D’aucuns estiment que les Non-Alignés offrent la possibilité de s’opposer à un monde qu’ils considèrent maîtrisé par les États-Unis. Cuba, en tant que président du Mouvement dans les trois années à venir, espère que l’organisation sera en mesure de contrecarrer ce qu’elle qualifie de politique de deux poids deux mesures et les inégalités de la mondialisation néolibérale. L’île antillaise se propose d’élargir la mission des Non-Alignés et de transformer le mouvement en un bloc de commerce et de coopération Sud-Sud, semblable à celui établi avec le Venezuela et la Bolivie.

 « Un nouveau monde bipolaire est en train de naître », a déclaré le président de gauche Hugo Chávez dans le cadre du Sommet. La Corée du Nord a aussi adhéré à l’appel en vertu duquel un mouvement revitalisé pourra élever la voix, unie contre ce qu’elle a qualifié d’intimidation de la part des États Unis. Le président sud-africain, Thabo Mbeki, a signalé que le néolibéralisme était le responsable de la marginalisation des nations sous-développées.

D’autres pays, tels que le Pakistan et l’Inde, ont adopté une position plus mesurée et assuré que la critique de la politique extérieure américaine ne figurait explicitement que dans la déclaration finale du Sommet. Le document condamne d’ailleurs ce que les membres voient comme une réponse militaire disproportionnée d’Israël au Liban et exige une meilleure représentativité de tous les membres des Nations Unies.

La plupart des membres du Mouvement Non-Aligné proviennent des plus petits pays de la planète. Pour eux, ces réunions qui se tiennent tous les trois ans offrent une véritable opportunité : celle d’être sur un pied d’égalité, en termes de voix et de temps de parole, avec les principaux membres du monde en développement.
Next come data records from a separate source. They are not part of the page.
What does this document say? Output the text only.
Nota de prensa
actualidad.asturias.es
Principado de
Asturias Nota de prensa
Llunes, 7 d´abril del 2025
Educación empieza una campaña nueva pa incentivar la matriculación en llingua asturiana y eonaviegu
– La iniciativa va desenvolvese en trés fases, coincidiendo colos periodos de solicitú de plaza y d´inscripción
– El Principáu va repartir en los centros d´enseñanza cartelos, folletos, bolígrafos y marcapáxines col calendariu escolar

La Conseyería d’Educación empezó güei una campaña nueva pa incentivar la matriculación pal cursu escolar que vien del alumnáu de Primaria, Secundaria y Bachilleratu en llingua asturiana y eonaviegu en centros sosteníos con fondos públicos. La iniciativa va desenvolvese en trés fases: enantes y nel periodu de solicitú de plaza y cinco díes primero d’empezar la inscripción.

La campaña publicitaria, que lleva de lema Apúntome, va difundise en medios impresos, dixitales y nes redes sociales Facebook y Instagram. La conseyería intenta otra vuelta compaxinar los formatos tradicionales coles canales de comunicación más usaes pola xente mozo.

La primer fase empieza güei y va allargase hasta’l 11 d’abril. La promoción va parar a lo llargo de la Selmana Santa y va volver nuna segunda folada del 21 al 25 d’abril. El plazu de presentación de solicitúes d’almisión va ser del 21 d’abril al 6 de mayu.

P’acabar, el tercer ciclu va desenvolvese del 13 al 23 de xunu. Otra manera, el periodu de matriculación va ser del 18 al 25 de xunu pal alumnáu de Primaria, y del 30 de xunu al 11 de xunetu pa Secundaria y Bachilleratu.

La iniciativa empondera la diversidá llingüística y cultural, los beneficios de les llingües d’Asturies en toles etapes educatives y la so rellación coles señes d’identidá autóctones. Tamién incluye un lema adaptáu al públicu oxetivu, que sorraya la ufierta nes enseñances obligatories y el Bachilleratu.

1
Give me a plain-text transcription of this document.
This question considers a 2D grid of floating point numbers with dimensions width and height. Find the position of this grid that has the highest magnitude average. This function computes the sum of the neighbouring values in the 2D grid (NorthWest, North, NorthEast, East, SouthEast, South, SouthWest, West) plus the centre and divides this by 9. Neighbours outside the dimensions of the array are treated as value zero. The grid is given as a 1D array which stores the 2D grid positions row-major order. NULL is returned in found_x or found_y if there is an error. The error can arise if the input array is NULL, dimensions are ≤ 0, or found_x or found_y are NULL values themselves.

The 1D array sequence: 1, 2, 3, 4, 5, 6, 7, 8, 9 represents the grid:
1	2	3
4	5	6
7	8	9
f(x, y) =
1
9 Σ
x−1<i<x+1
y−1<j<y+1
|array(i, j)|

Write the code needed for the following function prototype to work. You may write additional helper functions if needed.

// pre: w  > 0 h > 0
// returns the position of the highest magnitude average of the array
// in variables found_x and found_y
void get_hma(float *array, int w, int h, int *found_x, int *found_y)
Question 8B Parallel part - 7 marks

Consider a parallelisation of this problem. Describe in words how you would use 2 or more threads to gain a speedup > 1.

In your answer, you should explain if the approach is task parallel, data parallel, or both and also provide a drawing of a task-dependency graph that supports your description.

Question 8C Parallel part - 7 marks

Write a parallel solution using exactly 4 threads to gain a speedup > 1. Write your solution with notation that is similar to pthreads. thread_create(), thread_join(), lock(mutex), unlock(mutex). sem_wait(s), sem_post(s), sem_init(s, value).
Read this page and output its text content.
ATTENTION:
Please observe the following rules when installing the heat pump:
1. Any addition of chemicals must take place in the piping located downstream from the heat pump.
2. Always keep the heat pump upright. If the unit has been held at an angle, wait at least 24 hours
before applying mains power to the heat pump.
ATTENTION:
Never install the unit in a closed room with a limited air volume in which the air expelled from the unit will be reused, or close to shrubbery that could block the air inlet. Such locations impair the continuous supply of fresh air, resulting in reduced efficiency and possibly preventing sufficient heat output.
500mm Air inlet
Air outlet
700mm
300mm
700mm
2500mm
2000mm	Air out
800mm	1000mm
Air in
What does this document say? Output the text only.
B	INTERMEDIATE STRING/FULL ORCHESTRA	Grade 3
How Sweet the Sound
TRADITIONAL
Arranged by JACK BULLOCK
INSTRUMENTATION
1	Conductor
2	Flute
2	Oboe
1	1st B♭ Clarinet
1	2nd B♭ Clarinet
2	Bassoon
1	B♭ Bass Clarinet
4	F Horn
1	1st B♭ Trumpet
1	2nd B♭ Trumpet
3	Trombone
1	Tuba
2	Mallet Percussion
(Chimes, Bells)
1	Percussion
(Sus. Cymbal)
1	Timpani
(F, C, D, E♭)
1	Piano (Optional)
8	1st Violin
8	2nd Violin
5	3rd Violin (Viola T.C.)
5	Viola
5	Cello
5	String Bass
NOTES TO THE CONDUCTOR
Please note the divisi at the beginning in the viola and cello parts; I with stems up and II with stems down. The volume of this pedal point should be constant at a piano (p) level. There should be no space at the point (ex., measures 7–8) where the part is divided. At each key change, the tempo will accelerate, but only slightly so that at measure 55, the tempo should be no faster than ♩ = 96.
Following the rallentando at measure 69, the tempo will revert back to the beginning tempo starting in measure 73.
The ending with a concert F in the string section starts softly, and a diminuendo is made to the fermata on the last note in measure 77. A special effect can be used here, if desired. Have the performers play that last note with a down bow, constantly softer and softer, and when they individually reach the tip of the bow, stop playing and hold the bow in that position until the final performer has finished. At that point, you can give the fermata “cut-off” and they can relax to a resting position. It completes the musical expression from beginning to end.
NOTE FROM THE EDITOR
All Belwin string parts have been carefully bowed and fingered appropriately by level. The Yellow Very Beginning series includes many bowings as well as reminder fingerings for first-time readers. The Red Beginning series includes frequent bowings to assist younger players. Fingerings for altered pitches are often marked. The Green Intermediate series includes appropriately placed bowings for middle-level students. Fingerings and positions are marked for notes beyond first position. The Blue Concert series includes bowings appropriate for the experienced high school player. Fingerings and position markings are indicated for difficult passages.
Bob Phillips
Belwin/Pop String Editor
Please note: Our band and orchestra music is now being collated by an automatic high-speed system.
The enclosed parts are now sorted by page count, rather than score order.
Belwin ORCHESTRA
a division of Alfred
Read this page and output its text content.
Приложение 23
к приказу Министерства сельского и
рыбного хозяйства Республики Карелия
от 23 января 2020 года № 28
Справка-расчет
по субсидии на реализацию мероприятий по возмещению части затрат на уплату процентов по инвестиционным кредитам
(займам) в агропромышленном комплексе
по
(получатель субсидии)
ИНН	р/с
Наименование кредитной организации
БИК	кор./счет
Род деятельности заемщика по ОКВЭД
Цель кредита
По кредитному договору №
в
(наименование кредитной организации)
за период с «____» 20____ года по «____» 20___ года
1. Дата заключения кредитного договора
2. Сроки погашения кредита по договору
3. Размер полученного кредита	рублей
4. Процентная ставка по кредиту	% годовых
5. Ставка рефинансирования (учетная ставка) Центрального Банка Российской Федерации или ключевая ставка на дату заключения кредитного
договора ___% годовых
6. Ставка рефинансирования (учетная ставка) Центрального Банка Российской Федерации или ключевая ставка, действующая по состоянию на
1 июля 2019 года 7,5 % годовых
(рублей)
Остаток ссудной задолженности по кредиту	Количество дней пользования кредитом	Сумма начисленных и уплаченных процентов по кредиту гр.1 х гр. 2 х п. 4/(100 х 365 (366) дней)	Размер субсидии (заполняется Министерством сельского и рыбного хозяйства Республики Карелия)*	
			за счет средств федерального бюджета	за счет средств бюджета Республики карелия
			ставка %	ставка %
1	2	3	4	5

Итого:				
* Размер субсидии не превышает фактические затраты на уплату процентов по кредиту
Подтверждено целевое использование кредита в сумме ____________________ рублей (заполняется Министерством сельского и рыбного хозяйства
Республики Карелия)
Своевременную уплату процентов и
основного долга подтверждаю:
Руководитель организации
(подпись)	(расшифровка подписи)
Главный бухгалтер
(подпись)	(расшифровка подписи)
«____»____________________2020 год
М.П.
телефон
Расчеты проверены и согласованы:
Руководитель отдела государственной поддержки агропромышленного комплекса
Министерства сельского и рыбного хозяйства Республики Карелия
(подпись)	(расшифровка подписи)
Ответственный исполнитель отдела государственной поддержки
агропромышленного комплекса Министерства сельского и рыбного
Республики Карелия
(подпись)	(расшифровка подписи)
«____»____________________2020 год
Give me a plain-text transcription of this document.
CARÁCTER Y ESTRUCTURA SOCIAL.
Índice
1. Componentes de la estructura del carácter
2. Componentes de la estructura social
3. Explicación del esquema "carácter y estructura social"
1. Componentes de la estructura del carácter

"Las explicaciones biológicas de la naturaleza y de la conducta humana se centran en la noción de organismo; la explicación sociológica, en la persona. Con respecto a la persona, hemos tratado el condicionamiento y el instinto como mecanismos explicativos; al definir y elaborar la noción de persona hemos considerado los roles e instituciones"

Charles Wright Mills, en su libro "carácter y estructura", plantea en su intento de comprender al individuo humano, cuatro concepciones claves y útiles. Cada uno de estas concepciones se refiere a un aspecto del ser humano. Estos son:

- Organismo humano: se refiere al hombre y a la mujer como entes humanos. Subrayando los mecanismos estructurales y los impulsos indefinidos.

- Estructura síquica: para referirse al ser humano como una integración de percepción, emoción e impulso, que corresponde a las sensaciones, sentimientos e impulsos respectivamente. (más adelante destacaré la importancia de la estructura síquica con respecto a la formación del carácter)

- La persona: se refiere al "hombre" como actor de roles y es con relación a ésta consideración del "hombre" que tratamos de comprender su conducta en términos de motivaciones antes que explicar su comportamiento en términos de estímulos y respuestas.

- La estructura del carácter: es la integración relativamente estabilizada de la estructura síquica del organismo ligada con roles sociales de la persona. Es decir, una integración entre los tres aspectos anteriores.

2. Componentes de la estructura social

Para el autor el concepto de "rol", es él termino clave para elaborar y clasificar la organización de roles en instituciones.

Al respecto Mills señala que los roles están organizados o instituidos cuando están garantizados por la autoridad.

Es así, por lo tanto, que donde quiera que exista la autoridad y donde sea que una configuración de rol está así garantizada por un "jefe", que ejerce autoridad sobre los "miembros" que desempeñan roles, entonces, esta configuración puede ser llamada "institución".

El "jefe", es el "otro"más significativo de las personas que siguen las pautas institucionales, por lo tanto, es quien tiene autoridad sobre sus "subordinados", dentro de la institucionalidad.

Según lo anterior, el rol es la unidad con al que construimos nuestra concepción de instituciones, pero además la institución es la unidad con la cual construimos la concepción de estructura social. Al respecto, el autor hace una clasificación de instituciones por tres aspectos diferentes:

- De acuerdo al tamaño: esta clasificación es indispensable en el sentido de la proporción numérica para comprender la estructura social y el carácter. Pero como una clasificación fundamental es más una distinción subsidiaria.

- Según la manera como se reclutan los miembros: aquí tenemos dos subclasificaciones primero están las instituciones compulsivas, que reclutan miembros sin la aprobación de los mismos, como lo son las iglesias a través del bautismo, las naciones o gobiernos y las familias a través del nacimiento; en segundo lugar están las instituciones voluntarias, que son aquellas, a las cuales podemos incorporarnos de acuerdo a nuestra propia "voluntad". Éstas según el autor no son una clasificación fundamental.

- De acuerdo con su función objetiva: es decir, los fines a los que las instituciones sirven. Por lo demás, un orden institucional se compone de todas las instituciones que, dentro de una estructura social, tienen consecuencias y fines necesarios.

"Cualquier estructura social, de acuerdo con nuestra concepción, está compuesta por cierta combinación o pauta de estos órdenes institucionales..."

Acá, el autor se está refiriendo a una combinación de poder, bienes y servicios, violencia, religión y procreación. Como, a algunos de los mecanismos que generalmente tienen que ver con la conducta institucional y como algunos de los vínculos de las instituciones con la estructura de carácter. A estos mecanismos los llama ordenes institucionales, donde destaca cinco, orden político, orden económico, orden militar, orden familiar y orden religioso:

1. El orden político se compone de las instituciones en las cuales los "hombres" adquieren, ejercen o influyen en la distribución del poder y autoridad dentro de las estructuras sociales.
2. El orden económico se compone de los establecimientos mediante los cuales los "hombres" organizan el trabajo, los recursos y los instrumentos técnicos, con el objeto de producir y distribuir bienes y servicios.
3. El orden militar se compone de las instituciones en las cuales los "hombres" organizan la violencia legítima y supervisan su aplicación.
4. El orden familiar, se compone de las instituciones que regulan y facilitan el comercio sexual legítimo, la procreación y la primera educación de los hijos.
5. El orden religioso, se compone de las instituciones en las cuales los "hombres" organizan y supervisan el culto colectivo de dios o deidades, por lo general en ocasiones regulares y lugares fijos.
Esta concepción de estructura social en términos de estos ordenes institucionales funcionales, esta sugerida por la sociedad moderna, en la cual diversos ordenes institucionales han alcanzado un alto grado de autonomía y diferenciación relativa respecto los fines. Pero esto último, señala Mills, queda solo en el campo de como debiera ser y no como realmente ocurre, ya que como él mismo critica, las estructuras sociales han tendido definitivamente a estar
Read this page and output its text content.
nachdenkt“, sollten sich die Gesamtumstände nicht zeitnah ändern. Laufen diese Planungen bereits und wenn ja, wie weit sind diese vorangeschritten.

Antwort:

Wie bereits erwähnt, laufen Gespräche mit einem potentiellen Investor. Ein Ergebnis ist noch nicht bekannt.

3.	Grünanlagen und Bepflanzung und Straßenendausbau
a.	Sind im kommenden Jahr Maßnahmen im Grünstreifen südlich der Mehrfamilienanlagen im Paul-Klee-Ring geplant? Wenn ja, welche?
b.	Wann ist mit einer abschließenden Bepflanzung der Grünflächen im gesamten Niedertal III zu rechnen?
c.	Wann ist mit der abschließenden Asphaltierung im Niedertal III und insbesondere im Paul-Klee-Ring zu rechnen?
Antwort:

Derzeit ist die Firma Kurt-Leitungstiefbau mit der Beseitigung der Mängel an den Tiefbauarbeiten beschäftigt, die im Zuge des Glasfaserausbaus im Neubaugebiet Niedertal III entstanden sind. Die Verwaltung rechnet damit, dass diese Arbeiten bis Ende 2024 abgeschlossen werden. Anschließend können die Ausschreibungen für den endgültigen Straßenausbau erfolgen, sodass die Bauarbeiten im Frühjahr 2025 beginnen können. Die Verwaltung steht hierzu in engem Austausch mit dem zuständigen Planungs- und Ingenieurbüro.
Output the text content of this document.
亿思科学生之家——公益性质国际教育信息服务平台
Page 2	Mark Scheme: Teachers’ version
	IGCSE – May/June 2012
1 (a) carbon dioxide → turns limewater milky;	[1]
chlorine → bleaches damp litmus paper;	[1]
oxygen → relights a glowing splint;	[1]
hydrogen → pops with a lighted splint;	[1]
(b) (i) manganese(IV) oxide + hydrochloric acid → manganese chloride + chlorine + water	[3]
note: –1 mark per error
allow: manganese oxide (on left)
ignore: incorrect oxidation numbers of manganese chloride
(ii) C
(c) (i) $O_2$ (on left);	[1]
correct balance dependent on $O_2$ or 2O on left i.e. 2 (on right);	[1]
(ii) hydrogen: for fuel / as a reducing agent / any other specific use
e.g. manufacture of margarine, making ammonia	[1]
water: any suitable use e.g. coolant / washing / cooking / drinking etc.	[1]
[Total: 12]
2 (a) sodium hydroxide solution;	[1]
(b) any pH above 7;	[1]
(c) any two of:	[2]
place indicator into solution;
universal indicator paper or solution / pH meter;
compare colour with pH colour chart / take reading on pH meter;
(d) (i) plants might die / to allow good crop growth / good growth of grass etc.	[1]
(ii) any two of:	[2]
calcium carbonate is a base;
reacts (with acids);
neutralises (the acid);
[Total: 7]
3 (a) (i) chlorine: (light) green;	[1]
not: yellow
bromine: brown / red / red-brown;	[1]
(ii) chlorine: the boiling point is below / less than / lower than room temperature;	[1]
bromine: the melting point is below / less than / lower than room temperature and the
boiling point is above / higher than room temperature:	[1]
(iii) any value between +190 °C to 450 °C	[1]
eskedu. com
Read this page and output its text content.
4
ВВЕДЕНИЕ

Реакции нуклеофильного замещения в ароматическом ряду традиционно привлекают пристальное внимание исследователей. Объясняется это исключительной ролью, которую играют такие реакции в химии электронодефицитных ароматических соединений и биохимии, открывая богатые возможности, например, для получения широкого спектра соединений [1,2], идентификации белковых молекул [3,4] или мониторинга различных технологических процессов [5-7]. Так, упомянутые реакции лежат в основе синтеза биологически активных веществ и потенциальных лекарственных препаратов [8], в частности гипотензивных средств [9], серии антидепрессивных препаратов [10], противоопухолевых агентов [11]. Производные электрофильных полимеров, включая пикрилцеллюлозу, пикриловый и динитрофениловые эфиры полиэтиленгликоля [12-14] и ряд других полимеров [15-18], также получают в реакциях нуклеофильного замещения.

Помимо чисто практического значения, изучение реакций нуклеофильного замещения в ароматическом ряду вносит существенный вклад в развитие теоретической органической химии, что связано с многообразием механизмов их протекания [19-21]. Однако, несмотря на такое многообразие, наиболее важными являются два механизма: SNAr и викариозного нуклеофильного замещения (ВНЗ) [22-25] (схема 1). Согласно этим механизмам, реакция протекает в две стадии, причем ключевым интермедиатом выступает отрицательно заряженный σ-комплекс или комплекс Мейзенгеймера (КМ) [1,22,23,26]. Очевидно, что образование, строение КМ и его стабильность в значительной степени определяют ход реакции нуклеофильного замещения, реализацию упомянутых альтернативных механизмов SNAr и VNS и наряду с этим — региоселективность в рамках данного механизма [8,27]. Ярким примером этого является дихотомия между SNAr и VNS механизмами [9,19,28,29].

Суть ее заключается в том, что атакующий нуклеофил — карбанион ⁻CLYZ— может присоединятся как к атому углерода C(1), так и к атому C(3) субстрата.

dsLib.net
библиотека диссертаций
Ainsi, ils peuvent faire entendre leur voix et serrer la main de dirigeants presque toujours inaccessibles.

Dans la quasi totalité des sommets mondiaux, les véritables accords sont conclus dans le cadre des activités collatérales. À La Havane, le plus important a été souscrit par l’Inde et le Pakistan, tous les deux en possession d’armes nucléaires. Dans une maison de protocole du gouvernement cubain, le premier ministre indien, Manmohan Singh, et le président pakistanais, Pervez Musharraf, ont décidé de reprendre les négociations de paix interrompues après les attaques des trains de Mumbai en juillet 2006.

Cette rencontre, qu’a-t-elle apporté aux habitants de La Havane et aux touristes ? Quelques semaines avant la réunion, la capitale – selon le critère d’une Havanaise – « s’est maquillée ». Les rues ont été pavées, les bâtiments peints. Des plantes en pots ont orné divers points de la ville. Le gouvernement cubain a déclaré que les milliers d’ordinateurs importés pour le rendez-vous seraient donnés aux écoles cubaines.

Et les bénéfices pour d’autres visiteurs ? Eh bien, vous constaterez que votre hôtel a fait l’objet d’une certaine rénovation. Et si vous avez la chance de louer l’une des BMW spécialement importées pour l’occasion, vous pourrez vous demander lequel de ces présidents s’y est assis pour la dernière fois.